Some 20 volunteers from the Marine Life Park (MLP) participated in the International Coastal Cleanup Singapore (ICCS) on 29 September. An annual event conducted in about 100 countries around the world, the programme aims to reduce debris in waterways and enhance aquatic environments. This meaningful programme is coordinated by The Ocean Conservancy, a US-based non-profit organisation.

Below is a first-hand account from Ms Adelina Kamarulzaman, one of the participants at the half-day event.

“Stop littering!” – This was the first statement I wanted to shout out loud after cleaning the Pasir Ris Beach coastal area with some fellow volunteers.

It was my first time volunteering for ICCS 2012 and I was pretty much looking forward to it. Even my husband volunteered to join me on that humid Saturday afternoon. I may not be a big fan of picking up trash, but I was excited to learn more about the dire effects our daily rubbish has on the environment, and in particular, our oceans.

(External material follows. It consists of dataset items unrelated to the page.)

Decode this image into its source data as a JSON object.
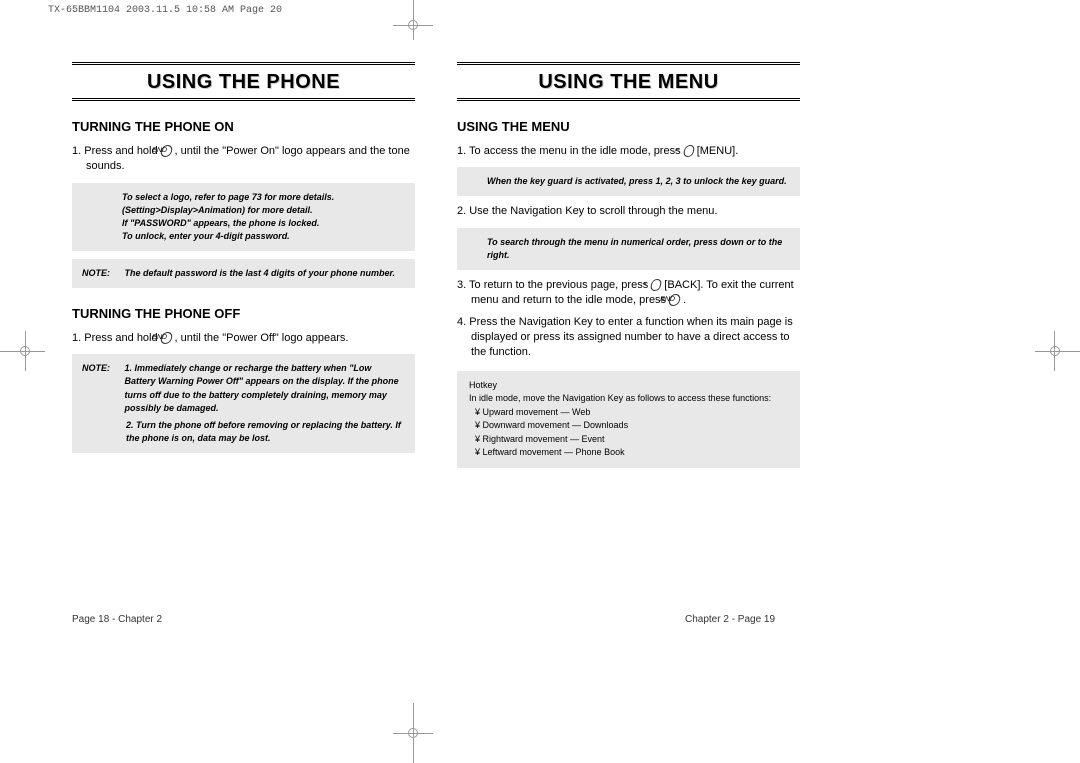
{
  "print_header": "TX-65BBM1104  2003.11.5  10:58 AM  Page 20",
  "left_page": {
    "chapter_title": "USING THE PHONE",
    "section1_heading": "TURNING THE PHONE ON",
    "section1_step1_a": "1. Press and hold ",
    "section1_step1_b": " , until the \"Power On\" logo appears and the tone sounds.",
    "note1_line1": "To select a logo, refer to page 73 for more details. (Setting>Display>Animation) for more detail.",
    "note1_line2": "If \"PASSWORD\" appears, the phone is locked.",
    "note1_line3": "To unlock, enter your 4-digit password.",
    "note1b_label": "NOTE:",
    "note1b_body": "The default password is the last 4 digits of your phone number.",
    "section2_heading": "TURNING THE PHONE OFF",
    "section2_step1_a": "1. Press and hold ",
    "section2_step1_b": " , until the \"Power Off\" logo appears.",
    "note2_label": "NOTE:",
    "note2_item1": "1. Immediately change or recharge the battery when \"Low Battery Warning Power Off\" appears on the display. If the phone turns off due to the battery completely draining, memory may possibly be damaged.",
    "note2_item2": "2. Turn the phone off before removing or replacing the battery. If the phone is on, data may be lost.",
    "footer": "Page 18 - Chapter 2"
  },
  "right_page": {
    "chapter_title": "USING THE MENU",
    "section1_heading": "USING THE MENU",
    "step1_a": "1. To access the menu in the idle mode, press ",
    "step1_b": " [MENU].",
    "note1": "When the key guard is activated, press 1, 2, 3 to unlock the key guard.",
    "step2": "2. Use the Navigation Key to scroll through the menu.",
    "note2": "To search through the menu in numerical order, press down or to the right.",
    "step3_a": "3. To return to the previous page, press ",
    "step3_b": " [BACK]. To exit the current menu and return to the idle mode, press ",
    "step3_c": " .",
    "step4": "4. Press the Navigation Key to enter a function when its main page is displayed or press its assigned number to have a direct access to the function.",
    "hotkey_title": "Hotkey",
    "hotkey_intro": "In idle mode, move the Navigation Key as follows to access these functions:",
    "hotkey_1": "¥ Upward movement — Web",
    "hotkey_2": "¥ Downward movement — Downloads",
    "hotkey_3": "¥ Rightward movement — Event",
    "hotkey_4": "¥ Leftward movement — Phone Book",
    "footer": "Chapter 2 - Page 19"
  }
}
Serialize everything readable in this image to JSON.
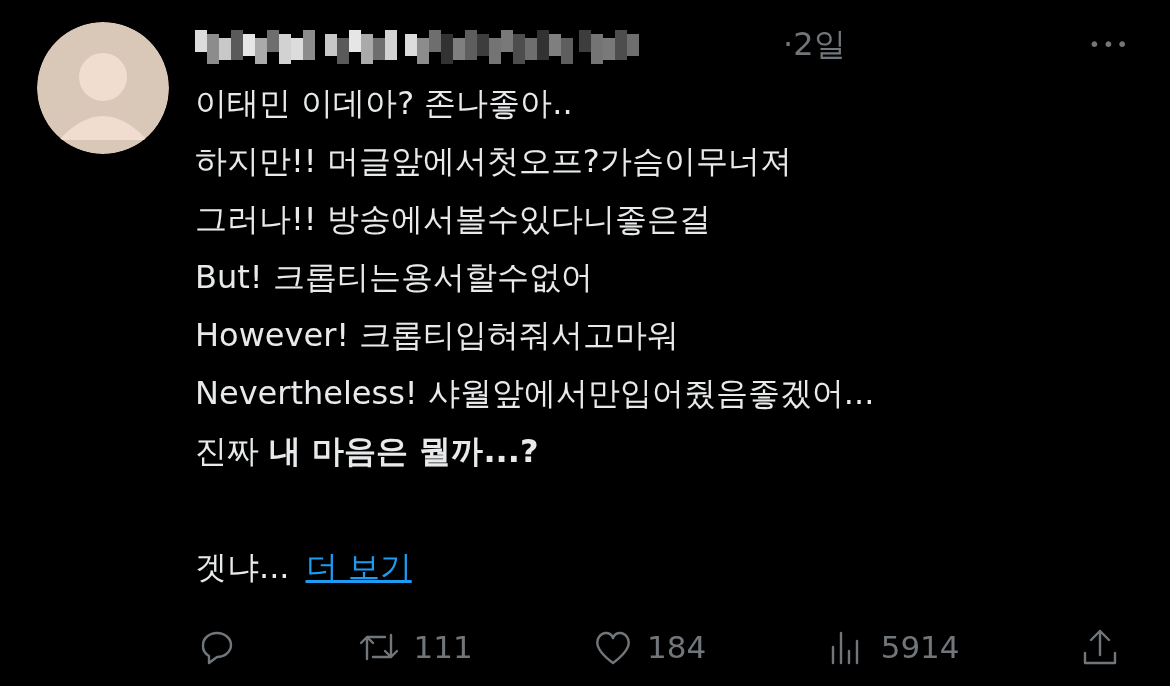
{
  "tweet": {
    "time": "·2일",
    "more": "•••",
    "lines": [
      "이태민 이데아? 존나좋아..",
      "하지만!! 머글앞에서첫오프?가슴이무너져",
      "그러나!! 방송에서볼수있다니좋은걸",
      "But! 크롭티는용서할수없어",
      "However! 크롭티입혀줘서고마워",
      "Nevertheless! 샤월앞에서만입어줬음좋겠어...",
      "진짜 **내 마음은 뭘까...?**"
    ],
    "tail": "겟냐...",
    "show_more": "더 보기",
    "actions": [
      {
        "kind": "reply"
      },
      {
        "kind": "retweet",
        "count": "111"
      },
      {
        "kind": "like",
        "count": "184"
      },
      {
        "kind": "views",
        "count": "5914"
      },
      {
        "kind": "share"
      }
    ]
  }
}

After a briefing session, we broke up into groups of three and marched towards the coastal area. One person from each team was assigned to keep track of all the rubbish collected by recording the details on a data card.

I didn’t expect much rubbish from a small coastal area but I was wrong. We saw lots of plastic bags, plastic wraps, straws and strings. They were buried in the sand, and we had to dig deep to pull them out. As we started removing hundreds of plastic bags I began to understand the importance of using biodegradable items and decreasing my usage of plastic bags.

I unintentionally killed a small crab when I pulled out a plastic bag buried deep in the sand.  It must have been stuck in the bag, and died when I pulled it out. My mood went downhill from then on. However, I realised this was because I took for granted that there isn’t anything alive amongst the rubbish. It was a poignant wake up call for me.

As we walked down the coast, we also found fishing nets and fishing lines entangled with seaweed, which could potentially harm marine animals. Despite all the rubbish around the coastline, it was heartening to see volunteers helping to clear them up.

Will I be volunteering for another coastal cleanup? Yes, but one thing’s for sure: I will never ever take any kind of litter lightly again.